Szampon Radical- jak się sprawdza



Hej,

Ostatnio moje włosy polubiły się z szamponami ziołowymi, dlatego też ostatnio poczyniłam nowy zakup.

Używałam ampułek, wcierki, mgiełki oraz serum z Radical, wszystko sprawdzało się bardzo dobrze. Ale jakoś nigdy nie skusiłam się na szampon z tej serii. Właściwie to nie wiem dlaczego.

 Jednak ostatnio będą w sklepie zielarski postanowiłam go kupić i nie żałuje:)
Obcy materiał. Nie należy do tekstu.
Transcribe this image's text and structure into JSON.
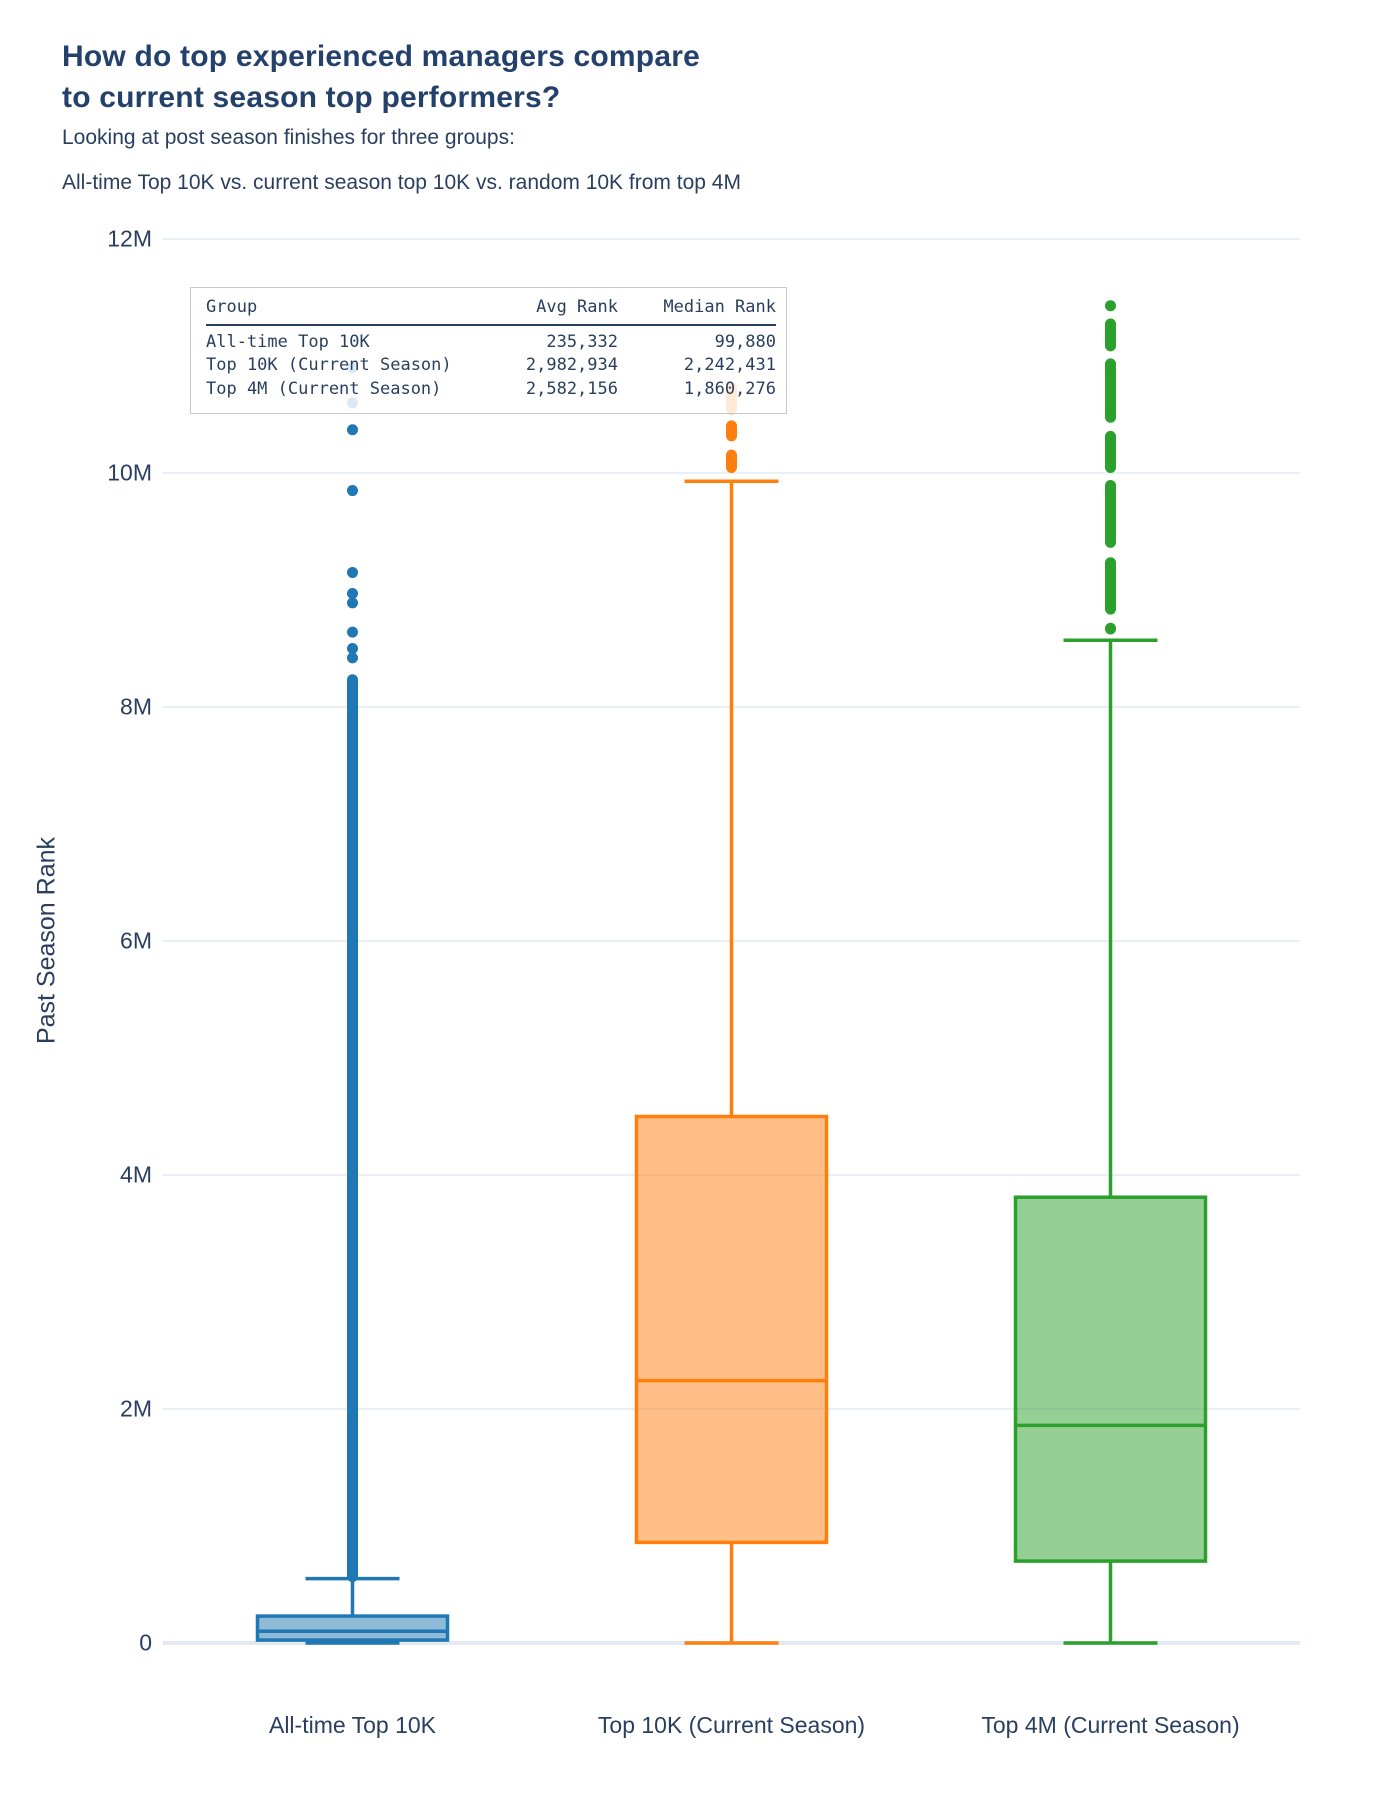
{
  "title": {
    "line1": "How do top experienced managers compare",
    "line2": "to current season top performers?"
  },
  "subtitle": {
    "line1": "Looking at post season finishes for three groups:",
    "line2": "All-time Top 10K vs. current season top 10K vs. random 10K from top 4M"
  },
  "summary_table": {
    "headers": [
      "Group",
      "Avg Rank",
      "Median Rank"
    ],
    "rows": [
      {
        "group": "All-time Top 10K",
        "avg": "235,332",
        "median": "99,880"
      },
      {
        "group": "Top 10K (Current Season)",
        "avg": "2,982,934",
        "median": "2,242,431"
      },
      {
        "group": "Top 4M (Current Season)",
        "avg": "2,582,156",
        "median": "1,860,276"
      }
    ]
  },
  "colors": {
    "text": "#2a3f5f",
    "grid": "#e9eff6",
    "zero_line": "#e3eaf1",
    "background": "#ffffff",
    "blue": "#1f77b4",
    "orange": "#ff7f0e",
    "green": "#2ca02c"
  },
  "chart_data": {
    "type": "box",
    "title": "How do top experienced managers compare to current season top performers?",
    "xlabel": "",
    "ylabel": "Past Season Rank",
    "units": "millions",
    "ylim_millions": [
      0,
      12
    ],
    "grid": true,
    "yticks": [
      {
        "value": 0,
        "label": "0"
      },
      {
        "value": 2,
        "label": "2M"
      },
      {
        "value": 4,
        "label": "4M"
      },
      {
        "value": 6,
        "label": "6M"
      },
      {
        "value": 8,
        "label": "8M"
      },
      {
        "value": 10,
        "label": "10M"
      },
      {
        "value": 12,
        "label": "12M"
      }
    ],
    "groups": [
      {
        "label": "All-time Top 10K",
        "color": "#1f77b4",
        "fill": "rgba(31,119,180,0.5)",
        "avg_rank": 235332,
        "median_rank": 99880,
        "stats_millions": {
          "whisker_low": 0,
          "q1": 0.025,
          "median": 0.0999,
          "q3": 0.23,
          "whisker_high": 0.55
        },
        "outlier_ranges_millions": [
          [
            0.52,
            8.28
          ]
        ],
        "outlier_points_millions": [
          8.42,
          8.5,
          8.64,
          8.89,
          8.97,
          9.15,
          9.85,
          10.37,
          10.6,
          10.9
        ]
      },
      {
        "label": "Top 10K (Current Season)",
        "color": "#ff7f0e",
        "fill": "rgba(255,127,14,0.5)",
        "avg_rank": 2982934,
        "median_rank": 2242431,
        "stats_millions": {
          "whisker_low": 0,
          "q1": 0.86,
          "median": 2.242,
          "q3": 4.5,
          "whisker_high": 9.93
        },
        "outlier_ranges_millions": [
          [
            10.0,
            10.2
          ],
          [
            10.27,
            10.45
          ],
          [
            10.5,
            10.78
          ]
        ],
        "outlier_points_millions": []
      },
      {
        "label": "Top 4M (Current Season)",
        "color": "#2ca02c",
        "fill": "rgba(44,160,44,0.5)",
        "avg_rank": 2582156,
        "median_rank": 1860276,
        "stats_millions": {
          "whisker_low": 0,
          "q1": 0.7,
          "median": 1.86,
          "q3": 3.81,
          "whisker_high": 8.57
        },
        "outlier_ranges_millions": [
          [
            8.62,
            8.72
          ],
          [
            8.79,
            9.28
          ],
          [
            9.36,
            9.94
          ],
          [
            10.0,
            10.36
          ],
          [
            10.43,
            10.98
          ],
          [
            11.04,
            11.32
          ]
        ],
        "outlier_points_millions": [
          11.43
        ]
      }
    ]
  }
}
 Szampon Radical zawiera cenny, naturalny wyciąg skrzypu polnego. Roślina ta wyróżnia się wysoką zawartością krzemionki, która działa na włosy wzmacniająco. Włosy po umyciu stają się miękkie, puszyste, dobrze się układają, a dzięki zawartości prowitaminy B5 uzyskują piękny połysk. Jest łagodny w działaniu, nie powoduje wysuszania włosów. Zalecany do codziennego stosowania zwłaszcza do włosów zniszczonych i wypadających.

 Skład:
Aqua,Sodium  Laureth Sulfate, Cocamide DEA, Mentha Arvensis Extract, Sodium Chloride, Cocamidopropyl Betaine, Panthenol, DMDMHydantoin, Methylisothiazolinone, Methylchloroisothiazolinone, Citric Acid, Parfum, Hexyl Cinnamal 

A jak się u mnie sprawdził:

Szampon dobrze się pieni, wystarczy odrobina aby oczyścić włosy. Konsystencję ma dość rzadką, przez co dobrze się rozprowadza, więc jest dość wydajny.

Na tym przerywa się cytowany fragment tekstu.